In my meanderings/experimental trespasses, I’m drawn to alleys. Primarily because they increase my ability to not repeat a route, which is not allowed. But also because they’re such a trip. They meander delightfully, zigzagging in strange directions between and around houses, so it’s often unclear when you enter one where you will come out.
Plus, it’s like looking behind the curtain at the character of the houses and the people who’ve lived in them. Like a lot of places, DC’s homes are often clustered in identical rows developed together. (Most places in DC, they are rowhouses, which you might call “townhouses” or “terraced houses” depending on where you are.) You can tell roughly when a line of houses was built based on the size and style: low, two-story clapboard ones with no basement are from around the Civil War period. Larger brick two-story houses with basements (or “garden levels,” if you’re trying to make yours sound nicer than it is to rent it out) are later. In wealthier areas, you find three-story Victorians with all sorts of turrets and crenellations. In other places, there are gluts of later-built perfunctory gray blobby guys.
This is all to say: each row of them tends to look the same from the front. There will be variation in color, if someone has bothered to paint it, and sometimes wild variation in siding material, depending on when the last major reno happened. But the bones all look the same. It’s like a row of coloring books filled in by different children with decent motor skills: the same structure, but different choices of decor, and varying tidiness.
That’s from the street.
From the alleys, it’s a whole different matter. There are no zoning protections back there. The backs of the houses are utter chaos. It’s hard to know even what the original developer’s plan was for the back, because every house has had so much done to alter it. Many houses used to have sleeping porches in the unthinkable days before air conditioning made these soupy summers bearable. In the years After Air Conditioning, many homeowners* changed the sleeping porches into something else, but everyone had a slightly different plan with it. Now there are open-air balconies, enclosed game rooms, extra apartments popping up over the top of the original house, spiral staircases meandering down to ground level, barbecue patios and planter beds, ersatz garages and exercise equipment. Porches spring up in all shapes and materials. There are big windows facing in on dining rooms. The modernity of the chandeliers, the finish on the table, piled high with homework or clean as a whistle waiting for the next dinner party, all tell a story.

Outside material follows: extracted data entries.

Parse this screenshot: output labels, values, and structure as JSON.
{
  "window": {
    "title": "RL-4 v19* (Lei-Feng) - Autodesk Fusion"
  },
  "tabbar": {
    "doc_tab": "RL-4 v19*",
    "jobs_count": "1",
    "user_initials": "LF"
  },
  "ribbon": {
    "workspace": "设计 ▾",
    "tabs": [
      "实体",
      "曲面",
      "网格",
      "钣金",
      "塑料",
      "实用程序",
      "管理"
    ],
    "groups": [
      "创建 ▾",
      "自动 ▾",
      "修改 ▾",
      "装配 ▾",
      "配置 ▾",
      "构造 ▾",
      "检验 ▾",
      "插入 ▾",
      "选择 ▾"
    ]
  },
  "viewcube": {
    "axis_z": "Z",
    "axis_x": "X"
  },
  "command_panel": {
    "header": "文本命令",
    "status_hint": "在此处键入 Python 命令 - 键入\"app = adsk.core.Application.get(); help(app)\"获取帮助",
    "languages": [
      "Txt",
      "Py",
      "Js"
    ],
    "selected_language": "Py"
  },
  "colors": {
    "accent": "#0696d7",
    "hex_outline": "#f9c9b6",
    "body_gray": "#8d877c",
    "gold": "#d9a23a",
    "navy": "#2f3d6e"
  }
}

Perhaps wandering in the alley is almost a bit indecent, like spying. The front of the house is for guests, for deliveries, for appearance on the nightly news in case something of interest happens on the street. The back of the house is more just for the neighbors. Perhaps they didn’t anticipate a weirdo at the edge of her rope on a desperate walk taking solace from the Weird Times seeing the personality of each little house bumped up against its friends.
But I suppose a lot of things are weird right now, and I’m just one among all of them. And my hope for all of you, gentle readers, is that you can let your freak flag fly in the alley of your life, whatever that is, no matter how tidy and regular you keep your street side.
*One of the very few English words containing a “meow!”